The MIAMI-2 - Microscopes and Ion Accelerators for Materials Investigations - facility has helped Dr Matheus Tunes investigate a new alloy that will harden aluminium without increasing its weight significantly.
Spacecraft launched from Earth need to be light, but still have the right amount of fuel to see them achieve orbit. If too heavy, the amount of fuel required would be prohibitive. Once outside of the Earth's protective magnetic field, a vehicle may then be exposed to potentially destructive amounts of solar radiation, which becomes more important for any long duration mission such as to Mars.
Making spacecraft from aluminium is one solution, as aluminium is a light yet strong material. Alloys help aluminium become harder via precipitation strengthening, but the radiation encountered in space can dissolve the hardening precipitates with potentially disastrous and fatal consequences for astronauts.
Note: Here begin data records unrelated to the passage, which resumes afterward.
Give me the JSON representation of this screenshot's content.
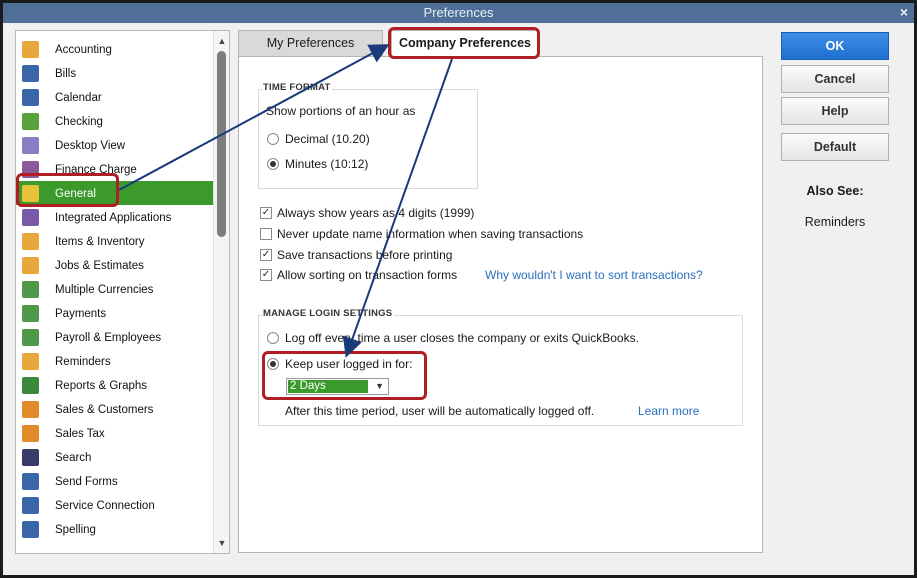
{
  "window": {
    "title": "Preferences",
    "close": "×"
  },
  "sidebar": {
    "items": [
      {
        "label": "Accounting",
        "icon": "accounting-icon",
        "color": "#e8a73a"
      },
      {
        "label": "Bills",
        "icon": "bills-icon",
        "color": "#3b66a8"
      },
      {
        "label": "Calendar",
        "icon": "calendar-icon",
        "color": "#3b66a8"
      },
      {
        "label": "Checking",
        "icon": "checking-icon",
        "color": "#5aa23b"
      },
      {
        "label": "Desktop View",
        "icon": "desktop-view-icon",
        "color": "#8a7fc4"
      },
      {
        "label": "Finance Charge",
        "icon": "finance-charge-icon",
        "color": "#8a5a9c"
      },
      {
        "label": "General",
        "icon": "general-icon",
        "color": "#e8c13a"
      },
      {
        "label": "Integrated Applications",
        "icon": "integrated-apps-icon",
        "color": "#7a5aa8"
      },
      {
        "label": "Items & Inventory",
        "icon": "items-inventory-icon",
        "color": "#e8a73a"
      },
      {
        "label": "Jobs & Estimates",
        "icon": "jobs-estimates-icon",
        "color": "#e8a73a"
      },
      {
        "label": "Multiple Currencies",
        "icon": "currencies-icon",
        "color": "#4f9a4a"
      },
      {
        "label": "Payments",
        "icon": "payments-icon",
        "color": "#4f9a4a"
      },
      {
        "label": "Payroll & Employees",
        "icon": "payroll-icon",
        "color": "#4f9a4a"
      },
      {
        "label": "Reminders",
        "icon": "reminders-icon",
        "color": "#e8a73a"
      },
      {
        "label": "Reports & Graphs",
        "icon": "reports-icon",
        "color": "#3b8a3b"
      },
      {
        "label": "Sales & Customers",
        "icon": "sales-customers-icon",
        "color": "#e08a2a"
      },
      {
        "label": "Sales Tax",
        "icon": "sales-tax-icon",
        "color": "#e08a2a"
      },
      {
        "label": "Search",
        "icon": "search-icon",
        "color": "#3b3b6a"
      },
      {
        "label": "Send Forms",
        "icon": "send-forms-icon",
        "color": "#3b66a8"
      },
      {
        "label": "Service Connection",
        "icon": "service-connection-icon",
        "color": "#3b66a8"
      },
      {
        "label": "Spelling",
        "icon": "spelling-icon",
        "color": "#3b66a8"
      }
    ],
    "selected_index": 6
  },
  "tabs": {
    "my": "My Preferences",
    "company": "Company Preferences"
  },
  "time_format": {
    "title": "TIME FORMAT",
    "subtitle": "Show portions of an hour as",
    "decimal": "Decimal (10.20)",
    "minutes": "Minutes (10:12)"
  },
  "options": {
    "years": "Always show years as 4 digits (1999)",
    "never_update": "Never update name information when saving transactions",
    "save_before_print": "Save transactions before printing",
    "allow_sorting": "Allow sorting on transaction forms",
    "why_link": "Why wouldn't I want to sort transactions?"
  },
  "login": {
    "title": "MANAGE LOGIN SETTINGS",
    "log_off": "Log off every time a user closes the company or exits QuickBooks.",
    "keep": "Keep user logged in for:",
    "duration": "2 Days",
    "note": "After this time period, user will be automatically logged off.",
    "learn_more": "Learn more"
  },
  "buttons": {
    "ok": "OK",
    "cancel": "Cancel",
    "help": "Help",
    "default": "Default"
  },
  "also_see": {
    "title": "Also See:",
    "reminders": "Reminders"
  },
  "colors": {
    "accent": "#3b9a2b",
    "annotation": "#b01e23",
    "arrow": "#1b3a7a",
    "primary": "#1d6fd0"
  }
}
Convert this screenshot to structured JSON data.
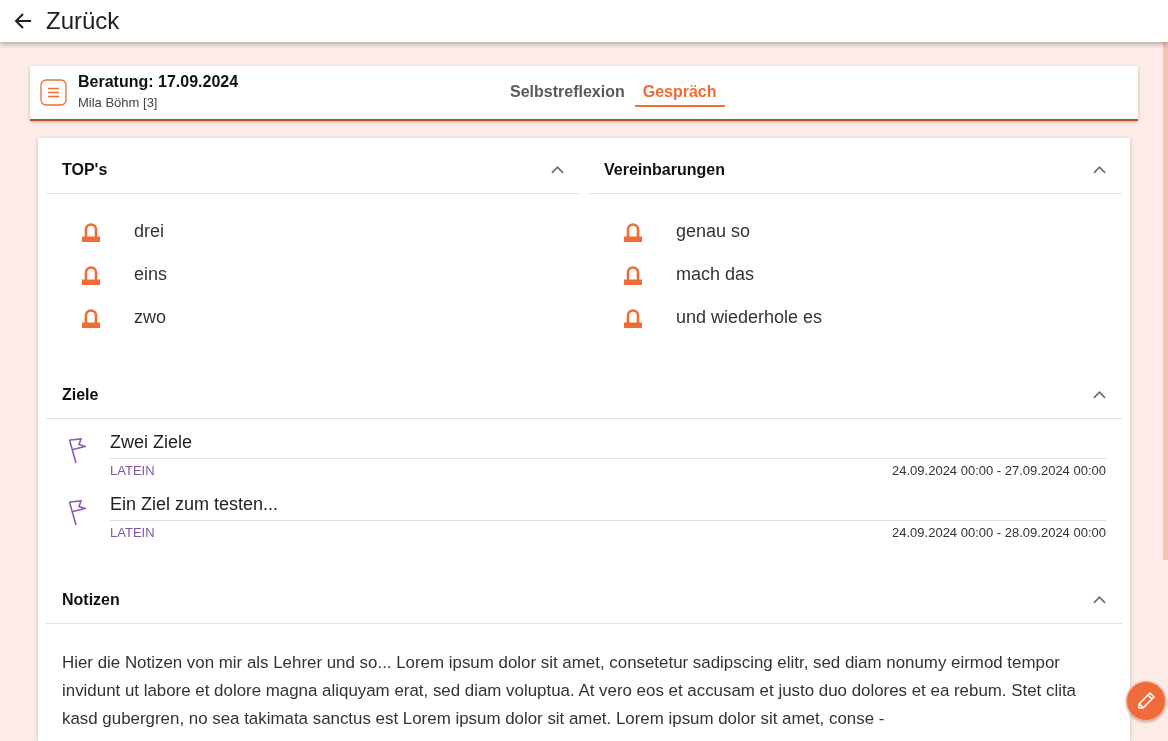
{
  "top_bar": {
    "back_label": "Zurück"
  },
  "header": {
    "title": "Beratung: 17.09.2024",
    "subtitle": "Mila Böhm [3]",
    "tabs": [
      {
        "label": "Selbstreflexion",
        "selected": false
      },
      {
        "label": "Gespräch",
        "selected": true
      }
    ]
  },
  "sections": [
    {
      "kind": "list",
      "title": "TOP's",
      "expanded": true,
      "items": [
        "drei",
        "eins",
        "zwo"
      ]
    },
    {
      "kind": "list",
      "title": "Vereinbarungen",
      "expanded": true,
      "items": [
        "genau so",
        "mach das",
        "und wiederhole es"
      ]
    },
    {
      "kind": "goals",
      "title": "Ziele",
      "expanded": true,
      "goals": [
        {
          "title": "Zwei Ziele",
          "subject": "LATEIN",
          "period": "24.09.2024 00:00 - 27.09.2024 00:00"
        },
        {
          "title": "Ein Ziel zum testen...",
          "subject": "LATEIN",
          "period": "24.09.2024 00:00 - 28.09.2024 00:00"
        }
      ]
    },
    {
      "kind": "text",
      "title": "Notizen",
      "expanded": true,
      "text": "Hier die Notizen von mir als Lehrer und so... Lorem ipsum dolor sit amet, consetetur sadipscing elitr, sed diam nonumy eirmod tempor invidunt ut labore et dolore magna aliquyam erat, sed diam voluptua. At vero eos et accusam et justo duo dolores et ea rebum. Stet clita kasd gubergren, no sea takimata sanctus est Lorem ipsum dolor sit amet. Lorem ipsum dolor sit amet, conse -"
    }
  ]
}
But the research carried out at MIAMI-2 in partnership with Montanuniversitaet Leoben (MUL) in Austria has discovered that a particular hardening precipitate of a new aluminium alloy - developed by a group of metallurgists led by Professor Stefan Pogatscher (MUL) - does not dissolve when bombarded with particle radiation when compared with existing data on irradiation of conventional aluminium alloys.
The result is an alloy with a radiation resistant hardening phase called a T-phase, which has a complex crystal structure of Mg32(Zn,Al)49. The research led to a paper that has been published in the prestigious journal Advanced Science, together with an eye-catching cover.
"The idea of the paper was testing these new alloys using the MIAMI facilities, because we can subject the alloy to energetic particle radiation and, at the same time, monitor the effect of this radiation on the alloy microstructure with a transmission electron microscope", says Matheus.
"We monitored the crystallographic signal of the T-phase as the radiation increased and observed that compared with other conventional aluminium alloys, the alloy we developed was radiation tolerant - meaning that the hardening phase does not dissolve under high radiation doses.
"It sheds light on a very exciting new field of research we call 'prototypic space materials for stellar-radiation environments'. A nuclear reactor is also an extreme environment, as is the sun with solar cycles, but dynamic instabilities on the sun such as solar flares and coronal mass ejections are more extreme than anything on Earth. The sun is a very efficient nuclear fusion reactor and high-energy particle accelerator."
Dr Graeme Greaves, Senior Research Fellow at the MIAMI Facility, adds, "when Matt first came to us from Brazil as a postgraduate student he was always looking for new projects and created a number of new collaborations, and I'm very happy that as he is starting the next part of his career in Austria and expanding into new areas, he is continuing to collaborate with us here at the MIAMI facility, with this aluminium alloys project being just one example."
With manned missions to the moon and Mars currently being planned, the advantages of spacecraft that are light enough to launch and withstand radiation to protect their crews are clear. Next on the agenda for Matheus, Graeme and colleagues is to find out why the alloy behaves the way it does and what further benefits there could be.
"I am particularly proud that I finished my PhD in Huddersfield, I've now moved to Austria but still continue to work with Graeme," Matheus adds. "We have an active collaboration and 2021 will be a busy year for the joint Huddersfield-Leoben space materials research project".
"We discovered the T-phase is radiation-tolerant, but we haven't discovered why that is. We have an idea which involves the chemical complexity of the phase that we believe could lead to some very interesting research. We hope that we can make an important contribution to further human exploration of space."